Alemanno ha anche detto di essere «contrario a privatizzazioni per esigenze di cassa». Sulla quadratura dei conti è intervenuto anche il vicepremier Tremonti in una intervista a «Repubblica Radio»: «Le una tantum non vanno demonizzate – ha detto – le spese straordinarie, come un investimento, possono essere coperte con entrate straordinarie».
Cominciano intanto a venire a galla le richieste di spesa: il ministro delle Infrastrutture Lunardi ha confermato l´entità degli investimenti: «Ci saranno 5 miliardi di euro per le opere pubbliche», ha detto.

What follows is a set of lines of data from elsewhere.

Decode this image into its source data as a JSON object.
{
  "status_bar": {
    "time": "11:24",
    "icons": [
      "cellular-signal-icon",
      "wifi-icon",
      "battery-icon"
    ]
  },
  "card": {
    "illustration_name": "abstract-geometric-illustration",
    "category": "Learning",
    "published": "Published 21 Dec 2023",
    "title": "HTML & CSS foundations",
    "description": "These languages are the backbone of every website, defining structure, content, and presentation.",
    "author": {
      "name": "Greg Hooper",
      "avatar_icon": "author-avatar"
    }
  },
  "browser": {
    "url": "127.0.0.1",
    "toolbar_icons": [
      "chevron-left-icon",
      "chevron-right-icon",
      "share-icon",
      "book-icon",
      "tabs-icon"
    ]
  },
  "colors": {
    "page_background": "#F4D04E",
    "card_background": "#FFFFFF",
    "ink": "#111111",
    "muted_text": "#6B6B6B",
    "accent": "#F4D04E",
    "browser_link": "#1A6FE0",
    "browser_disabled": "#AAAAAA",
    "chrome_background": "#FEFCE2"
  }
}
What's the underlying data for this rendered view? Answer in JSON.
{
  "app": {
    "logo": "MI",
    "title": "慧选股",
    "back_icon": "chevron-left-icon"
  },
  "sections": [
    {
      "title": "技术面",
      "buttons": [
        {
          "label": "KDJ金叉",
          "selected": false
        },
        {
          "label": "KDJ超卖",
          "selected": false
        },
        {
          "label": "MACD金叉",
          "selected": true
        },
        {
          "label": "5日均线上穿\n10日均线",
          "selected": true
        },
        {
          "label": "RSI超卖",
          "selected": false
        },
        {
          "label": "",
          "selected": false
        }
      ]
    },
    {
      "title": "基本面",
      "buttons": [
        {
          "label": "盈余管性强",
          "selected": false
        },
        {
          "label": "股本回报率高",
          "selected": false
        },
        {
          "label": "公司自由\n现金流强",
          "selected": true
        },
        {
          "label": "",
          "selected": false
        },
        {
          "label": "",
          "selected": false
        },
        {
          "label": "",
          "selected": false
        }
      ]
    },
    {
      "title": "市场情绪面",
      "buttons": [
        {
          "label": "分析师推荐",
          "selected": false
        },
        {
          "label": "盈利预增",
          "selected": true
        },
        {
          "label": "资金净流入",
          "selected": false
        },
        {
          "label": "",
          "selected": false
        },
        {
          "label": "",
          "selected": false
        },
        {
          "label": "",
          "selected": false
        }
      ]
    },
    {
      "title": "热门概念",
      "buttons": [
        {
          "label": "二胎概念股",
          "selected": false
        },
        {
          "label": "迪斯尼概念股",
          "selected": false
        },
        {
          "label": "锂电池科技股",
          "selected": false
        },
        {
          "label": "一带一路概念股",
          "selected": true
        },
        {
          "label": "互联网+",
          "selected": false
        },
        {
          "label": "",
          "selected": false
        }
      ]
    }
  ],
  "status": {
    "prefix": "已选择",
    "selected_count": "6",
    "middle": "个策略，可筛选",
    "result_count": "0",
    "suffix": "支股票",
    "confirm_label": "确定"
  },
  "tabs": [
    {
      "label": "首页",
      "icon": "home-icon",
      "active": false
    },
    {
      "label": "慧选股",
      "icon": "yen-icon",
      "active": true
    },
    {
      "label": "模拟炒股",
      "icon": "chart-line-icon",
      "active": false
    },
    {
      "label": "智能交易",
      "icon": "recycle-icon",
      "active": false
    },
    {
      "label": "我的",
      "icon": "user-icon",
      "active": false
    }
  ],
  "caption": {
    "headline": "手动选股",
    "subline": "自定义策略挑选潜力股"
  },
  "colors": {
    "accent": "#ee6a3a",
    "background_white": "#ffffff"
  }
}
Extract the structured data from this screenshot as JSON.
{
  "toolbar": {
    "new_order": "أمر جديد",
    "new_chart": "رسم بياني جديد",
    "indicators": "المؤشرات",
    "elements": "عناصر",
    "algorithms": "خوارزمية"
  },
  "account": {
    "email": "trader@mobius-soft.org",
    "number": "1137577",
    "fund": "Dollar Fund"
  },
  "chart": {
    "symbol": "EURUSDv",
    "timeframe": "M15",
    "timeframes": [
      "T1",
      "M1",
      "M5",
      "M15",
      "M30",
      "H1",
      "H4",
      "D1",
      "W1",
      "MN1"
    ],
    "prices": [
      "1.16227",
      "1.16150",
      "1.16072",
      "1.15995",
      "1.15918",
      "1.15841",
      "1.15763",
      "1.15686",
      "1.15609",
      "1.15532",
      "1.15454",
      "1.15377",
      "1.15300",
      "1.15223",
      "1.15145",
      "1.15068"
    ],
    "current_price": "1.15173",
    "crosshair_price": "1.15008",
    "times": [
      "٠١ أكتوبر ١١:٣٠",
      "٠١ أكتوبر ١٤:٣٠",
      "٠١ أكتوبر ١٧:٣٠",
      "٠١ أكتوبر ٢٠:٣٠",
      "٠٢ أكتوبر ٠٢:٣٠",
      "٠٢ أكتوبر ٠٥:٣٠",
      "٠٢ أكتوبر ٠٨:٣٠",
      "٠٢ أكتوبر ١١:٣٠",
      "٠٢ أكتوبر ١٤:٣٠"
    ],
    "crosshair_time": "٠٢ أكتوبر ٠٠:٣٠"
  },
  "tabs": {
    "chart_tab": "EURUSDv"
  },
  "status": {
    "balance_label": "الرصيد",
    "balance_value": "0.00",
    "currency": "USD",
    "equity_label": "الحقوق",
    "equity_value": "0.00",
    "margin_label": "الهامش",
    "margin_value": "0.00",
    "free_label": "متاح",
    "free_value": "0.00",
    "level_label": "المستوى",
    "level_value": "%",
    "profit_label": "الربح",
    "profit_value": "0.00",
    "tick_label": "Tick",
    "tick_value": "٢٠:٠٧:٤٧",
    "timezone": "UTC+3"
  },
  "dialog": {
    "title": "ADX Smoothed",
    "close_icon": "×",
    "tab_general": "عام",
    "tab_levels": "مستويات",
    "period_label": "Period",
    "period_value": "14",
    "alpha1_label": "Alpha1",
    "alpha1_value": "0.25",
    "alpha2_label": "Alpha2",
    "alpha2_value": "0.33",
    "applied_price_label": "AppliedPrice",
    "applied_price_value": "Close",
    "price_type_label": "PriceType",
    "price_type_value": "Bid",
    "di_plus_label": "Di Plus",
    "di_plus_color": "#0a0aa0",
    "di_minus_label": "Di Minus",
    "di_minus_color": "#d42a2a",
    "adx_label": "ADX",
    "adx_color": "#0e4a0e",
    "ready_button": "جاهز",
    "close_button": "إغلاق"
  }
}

Francesco Storace, ministro della Salute ha invece avanzato ieri una prima proposta: destinare lo 0,01 del Pil, ossia 110 milioni di euro, alla ricerca. Sul piede di guerra sembrano le categorie in vista delle scadenze della prossima settimana: l´Ecofin del 12, il vertice con le Regioni del 13 e quello con le parti sociali del 14. La prima ad uscire allo scoperto è stata la Confesercenti: «Un Dpef all´acqua distillata, una cura placebo, una finta cura per un malato grave», ha detto il presidente Marco Venturi.
Giudizio «fortemente negativo» da parte della Legautonomie, mentre l´Anci ieri ha incontrato il viceministro dell´Economia: sul piatto la lotta all´evasione fiscale nel settore immobiliare e le tasse di scopo finalizzate agli investimenti.
Continua a restare alta la temperatura tra i sindacati: «I dati che circolano sono inquietanti», ha detto il segretario della Cisl Pezzotta.
Infine giudizi critici sul Dpef e sulla situazione italiana sono giunti dalla comunità degli economisti riuniti in un convegno all´Università di Tor Vergata. «Il vero dato rilevante del Dpef è che il debito pubblico è in crescita per la prima volta da anni», ha commentato Luigi Spaventa, ex presidente della Consob.
«Le misure correttive di politica economia sono più blande sul 2006 che negli anni successivi – ha osservato Spaventa – sicuramente deve essere un caso». Caustico il giudizio dell´economista francese Jean paul Fitoussi. «Se il governo indica nel Dpef una crescita zero per il 2005 – ha detto -, probabilmente sarà del – 1 per cento».
Per Dominick Salvatore, professore alla Fordham University di New York, l´Italia «è in una situazione gravissima, ed esiste il pericolo di un declassamento da parte delle agenzie di rating, che punteranno il dito sull´inversione di tendenza nell´andamento del debito pubblico».